Somewhere, in the bedroom of a house in a lazy neighbourhood in a suburb where all the houses looked the same and nothing much happened at all, an old man sat down at a desk. The man was tall and skinny with a shock of white hair and wrinkles around the corners of his eyes. The way he eased himself into the chair slowly was a sign he was getting old; his back had begun to ache and his joints were still, but he still always had a smile ready and a stupid joke on the tip of his tongue. Some things would never change.
He settled himself in the chair, opening the desk drawer to pull out a sheet of paper and a ballpoint pen. He began to write, his neat, slanted cursive almost dancing across the page.
Dear Sophie,
I know you're probably happy where you are, sleeping on clouds with angels or whatever it is you do up there, but I miss you. I have to admit, I wasn't expecting how empty it would feel without you. How lonely the house feels, and how the only sound is the creaking of doors opening and the sounds of my footsteps on the floor. I don't have anybody to talk to, and it feels like there's a cold void that just gets bigger and colder every time I try to bridge the gap. I've always loved you, Sophie, but I didn't realize how much I relied on you until it was too late. This past year without you has seemed like an eternity. Whoever invented heart attacks, I'm going to kill them. Just you wait.
But dearest Sophie, I do have some exciting news for you. I'm a grandfather now. And you're a grandmother. Our Alvina had her firstborn two days ago. They named her Elizabeth, after you. I was lucky enough to meet her yesterday, and she looks just like you. Same golden-brown eyes and same crinkle between her eyebrows when she's upset. I know you would be so proud to see her. Someday you'll get to meet her.
Did you know that Fitz and Linh moved back home? They bought a new place about 10 minutes from here, and it's been life-saving to have them close by. Sometimes when I am feeling especially lonely I visit with them. I think they miss you too. We all do. Even Dex, the world-famous scientist. Yes, he's world-famous. I knew he had that kind of potential.
As for Biana and Tam? They still live on the other side of the world, but I know Fitz and Linh call them frequently. I do, occasionally, but not as often as the others. I feel kind of bad, but I was never as close with either of them as I was with Fitz. Do you remember the good old days when we were younger and Tam and I hated each other? I would call him Bangs Boy and he used to hate it. We've long since gotten past that, though.
And do you remember playing Base Quest with Biana, Fitz and I? Back in the days when our bodies were young and we could run around all day without being tired? Now I can barely walk across the house without my joints acting up. And I'm seriously considering moving to a house that doesn't have stairs. Those things are terrible. But I couldn't. This house holds too many memories of you, and no matter how bad my joints are, I can't let go of that. Still, I'm getting on in age myself. I don't think it will be long before I get to see you again.
Sometimes, I wonder if you're still waiting for me like you promised you would or if you forgot about me the second you saw angels and that kind of crap. But then I remember that you're Sophie Elizabeth Foster, my Sophie, and that after living with you for more than fifty years, I know you better than that. I will find you up there, somehow. I'll do whatever it takes. I can't wait to see you again, but until the time comes, I must wait. Until then, just remember that I love you and that I will never stop loving you. I'll be fine.

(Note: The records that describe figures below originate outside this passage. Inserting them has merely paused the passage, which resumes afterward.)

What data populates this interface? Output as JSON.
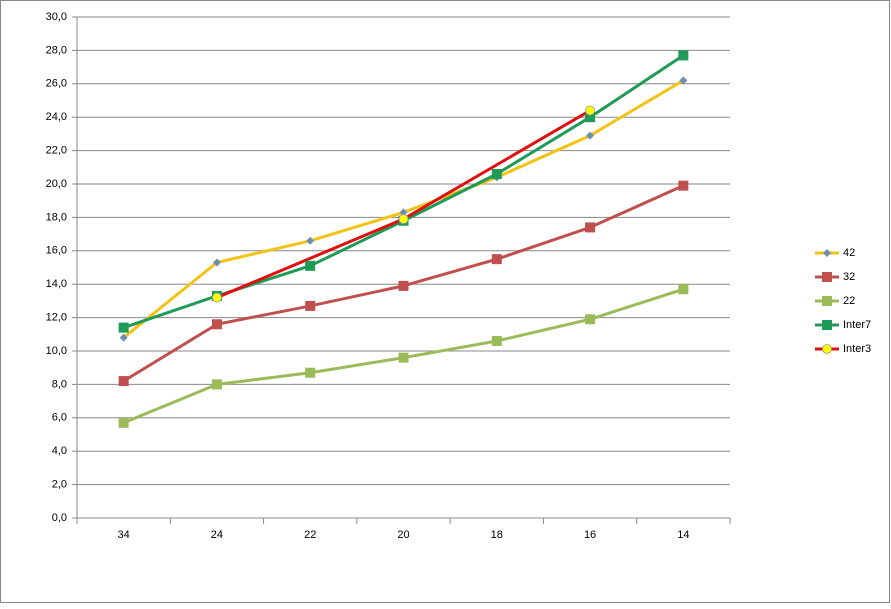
{
  "chart_data": {
    "type": "line",
    "categories": [
      "34",
      "24",
      "22",
      "20",
      "18",
      "16",
      "14"
    ],
    "series": [
      {
        "name": "42",
        "color": "#f2c314",
        "marker": "diamond",
        "marker_color": "#6f8fb0",
        "values": [
          10.8,
          15.3,
          16.6,
          18.3,
          20.4,
          22.9,
          26.2
        ]
      },
      {
        "name": "32",
        "color": "#c0504d",
        "marker": "square",
        "marker_color": "#c0504d",
        "values": [
          8.2,
          11.6,
          12.7,
          13.9,
          15.5,
          17.4,
          19.9
        ]
      },
      {
        "name": "22",
        "color": "#9bbb59",
        "marker": "square",
        "marker_color": "#9bbb59",
        "values": [
          5.7,
          8.0,
          8.7,
          9.6,
          10.6,
          11.9,
          13.7
        ]
      },
      {
        "name": "Inter7",
        "color": "#1f9a57",
        "marker": "square",
        "marker_color": "#1f9a57",
        "values": [
          11.4,
          13.3,
          15.1,
          17.8,
          20.6,
          24.0,
          27.7
        ]
      },
      {
        "name": "Inter3",
        "color": "#e01010",
        "marker": "circle",
        "marker_color": "#ffff00",
        "values": [
          null,
          13.2,
          null,
          17.9,
          null,
          24.4,
          null
        ]
      }
    ],
    "connect_gaps": true,
    "ylim": [
      0,
      30
    ],
    "yticks": [
      {
        "value": 0,
        "label": "0,0"
      },
      {
        "value": 2,
        "label": "2,0"
      },
      {
        "value": 4,
        "label": "4,0"
      },
      {
        "value": 6,
        "label": "6,0"
      },
      {
        "value": 8,
        "label": "8,0"
      },
      {
        "value": 10,
        "label": "10,0"
      },
      {
        "value": 12,
        "label": "12,0"
      },
      {
        "value": 14,
        "label": "14,0"
      },
      {
        "value": 16,
        "label": "16,0"
      },
      {
        "value": 18,
        "label": "18,0"
      },
      {
        "value": 20,
        "label": "20,0"
      },
      {
        "value": 22,
        "label": "22,0"
      },
      {
        "value": 24,
        "label": "24,0"
      },
      {
        "value": 26,
        "label": "26,0"
      },
      {
        "value": 28,
        "label": "28,0"
      },
      {
        "value": 30,
        "label": "30,0"
      }
    ],
    "grid": true,
    "legend": "right"
  }
}
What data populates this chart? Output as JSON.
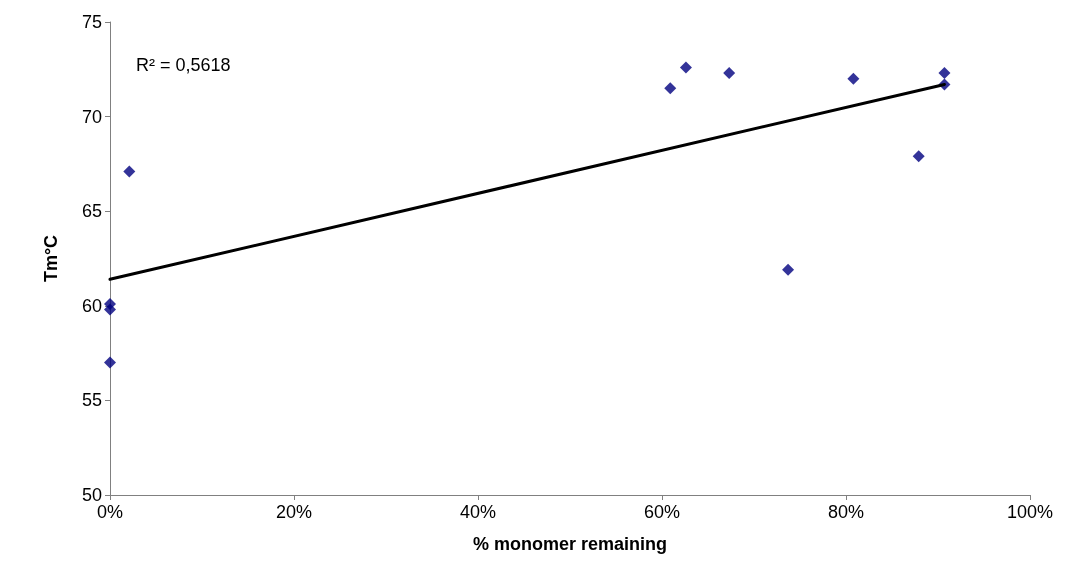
{
  "chart_data": {
    "type": "scatter",
    "xlabel": "% monomer remaining",
    "ylabel": "Tm°C",
    "annotations": [
      "R² = 0,5618"
    ],
    "xlim": [
      0,
      100
    ],
    "xticks": [
      {
        "value": 0,
        "label": "0%"
      },
      {
        "value": 20,
        "label": "20%"
      },
      {
        "value": 40,
        "label": "40%"
      },
      {
        "value": 60,
        "label": "60%"
      },
      {
        "value": 80,
        "label": "80%"
      },
      {
        "value": 100,
        "label": "100%"
      }
    ],
    "ylim": [
      50,
      75
    ],
    "yticks": [
      50,
      55,
      60,
      65,
      70,
      75
    ],
    "grid": false,
    "series": [
      {
        "color": "#000080",
        "marker": "diamond",
        "x": [
          0,
          0,
          0,
          2.1,
          60.9,
          62.6,
          67.3,
          73.7,
          80.8,
          87.9,
          90.7,
          90.7
        ],
        "values": [
          60.1,
          59.8,
          57.0,
          67.1,
          71.5,
          72.6,
          72.3,
          61.9,
          72.0,
          67.9,
          72.3,
          71.7
        ]
      },
      {
        "type": "line",
        "color": "#000000",
        "marker": "none",
        "line_style": "solid",
        "x": [
          0,
          90.7
        ],
        "values": [
          61.4,
          71.7
        ]
      }
    ]
  }
}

Just don't worry about me.
Love,
The one and only,
Keefe Sencen
The old man finished his letter with something of a wistful, faraway look in his eyes and he slowly stood up from the desk. Painstakingly crossing the bedroom to the window, he set to work at removing the screen, pulling away the mesh to let in a brisk wind. It was the kind of wind that was chilly, but only enough to send a quick shiver through the man's sweatered body. Then he released his grip on his letter, letting the wind whisk it away from the house and up, up into the clouds.